Collection Kluckert
SANTOMASO: Graphic Works
GIUSEPPE "BEPI" SANTOMASO
Giuseppe "Bepi" Santomaso (1907 – 1990) was an Italian painter and educator. Santomaso was an important figure in 20th-century Italian painting, and he taught art at the Accademia di Belle Arti di Venezia for 20 years.
Santomaso's early paintings were influenced by French modernism. In the 1940s, he painted Georges Braque-inspired still lifes, and abstract linear cages (or prisons). In the 1970s he shifted his focus and his renowned series Lettere a Palladio ,1977; English: Letters to Palladio) featured abstract geometry influenced by architecture.
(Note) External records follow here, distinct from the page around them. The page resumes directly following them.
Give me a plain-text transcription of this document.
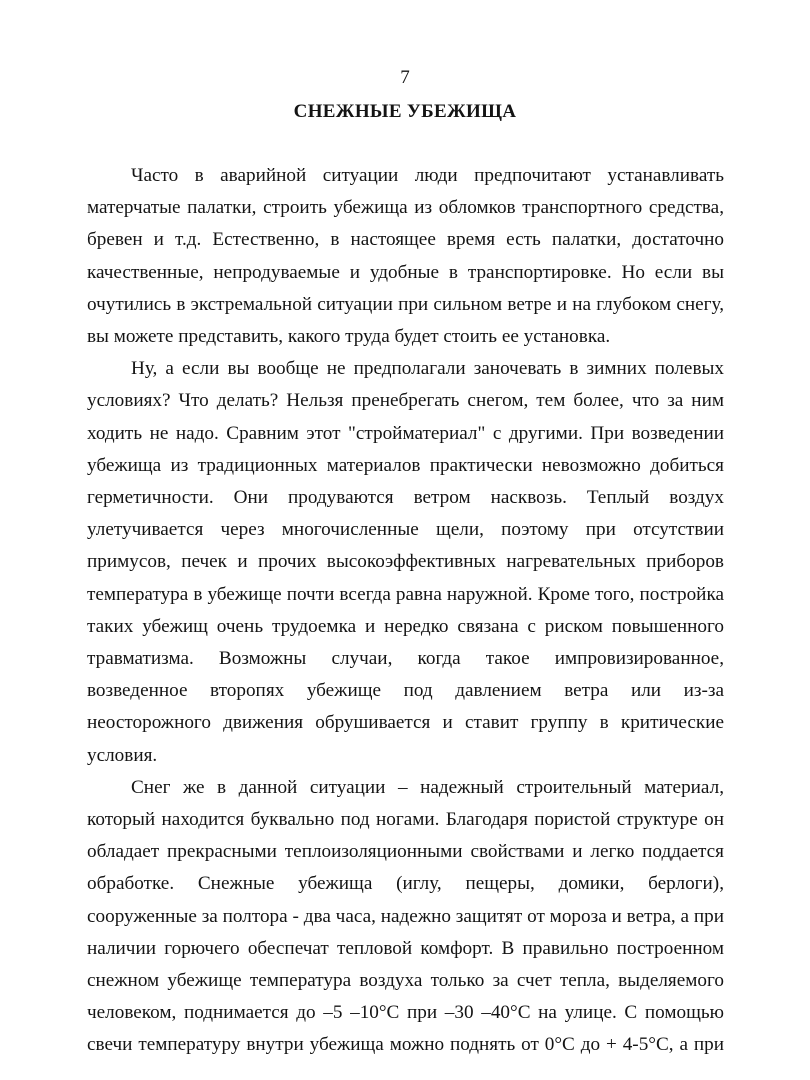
7
СНЕЖНЫЕ УБЕЖИЩА

Часто в аварийной ситуации люди предпочитают устанавливать матерчатые палатки, строить убежища из обломков транспортного средства, бревен и т.д. Естественно, в настоящее время есть палатки, достаточно качественные, непродуваемые и удобные в транспортировке. Но если вы очутились в экстремальной ситуации при сильном ветре и на глубоком снегу, вы можете представить, какого труда будет стоить ее установка.

Ну, а если вы вообще не предполагали заночевать в зимних полевых условиях? Что делать? Нельзя пренебрегать снегом, тем более, что за ним ходить не надо. Сравним этот "стройматериал" с другими. При возведении убежища из традиционных материалов практически невозможно добиться герметичности. Они продуваются ветром насквозь. Теплый воздух улетучивается через многочисленные щели, поэтому при отсутствии примусов, печек и прочих высокоэффективных нагревательных приборов температура в убежище почти всегда равна наружной. Кроме того, постройка таких убежищ очень трудоемка и нередко связана с риском повышенного травматизма. Возможны случаи, когда такое импровизированное, возведенное второпях убежище под давлением ветра или из-за неосторожного движения обрушивается и ставит группу в критические условия.

Снег же в данной ситуации – надежный строительный материал, который находится буквально под ногами. Благодаря пористой структуре он обладает прекрасными теплоизоляционными свойствами и легко поддается обработке. Снежные убежища (иглу, пещеры, домики, берлоги), сооруженные за полтора - два часа, надежно защитят от мороза и ветра, а при наличии горючего обеспечат тепловой комфорт. В правильно построенном снежном убежище температура воздуха только за счет тепла, выделяемого человеком, поднимается до –5 –10°С при –30 –40°С на улице. С помощью свечи температуру внутри убежища можно поднять от 0°С до + 4-5°С, а при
In 1934, Santomaso participated in the 19th Venice Biennale, and subsequently exhibited there often in the 1950s, including at the 27th Venice Biennale (1954).
In 1946, Santomaso and Emìlio Vedova were introduced by art critic Marchiori to Peggy Guggenheim in Venice. In the same year 1946, he signed an antifascist manifesto alongside Giuseppe Marchiori, Renato Birolli, Bruno Cassinari, Renato Guttuso, Ènnio Morlotti, Armando Pizzinato, Emìlio Vedova, Leoncillo Leonardi, and Lorènzo Viani; this group later formed the Fronte Nuovo delle Arti art movement.
After the dissolve of the Fronte Nuovo delle Arti in the early 1950s, and by 1952 Santomaso had joined the Group of Eight (art group). In the early 1950s he turned towards the Arte Informale art movement. From 1954 to 1974, he taught painting at the Accademia di Belle Arti di Venezia.
In 1983, he was awarded the Feltrinelli Prize for painting from Accademia dei Lincei.In 1992, the Guggenheim museum featured his Lettere a Palladio series and published a related exhibition book.
Santomaso died on 23 May 1990 in Venice.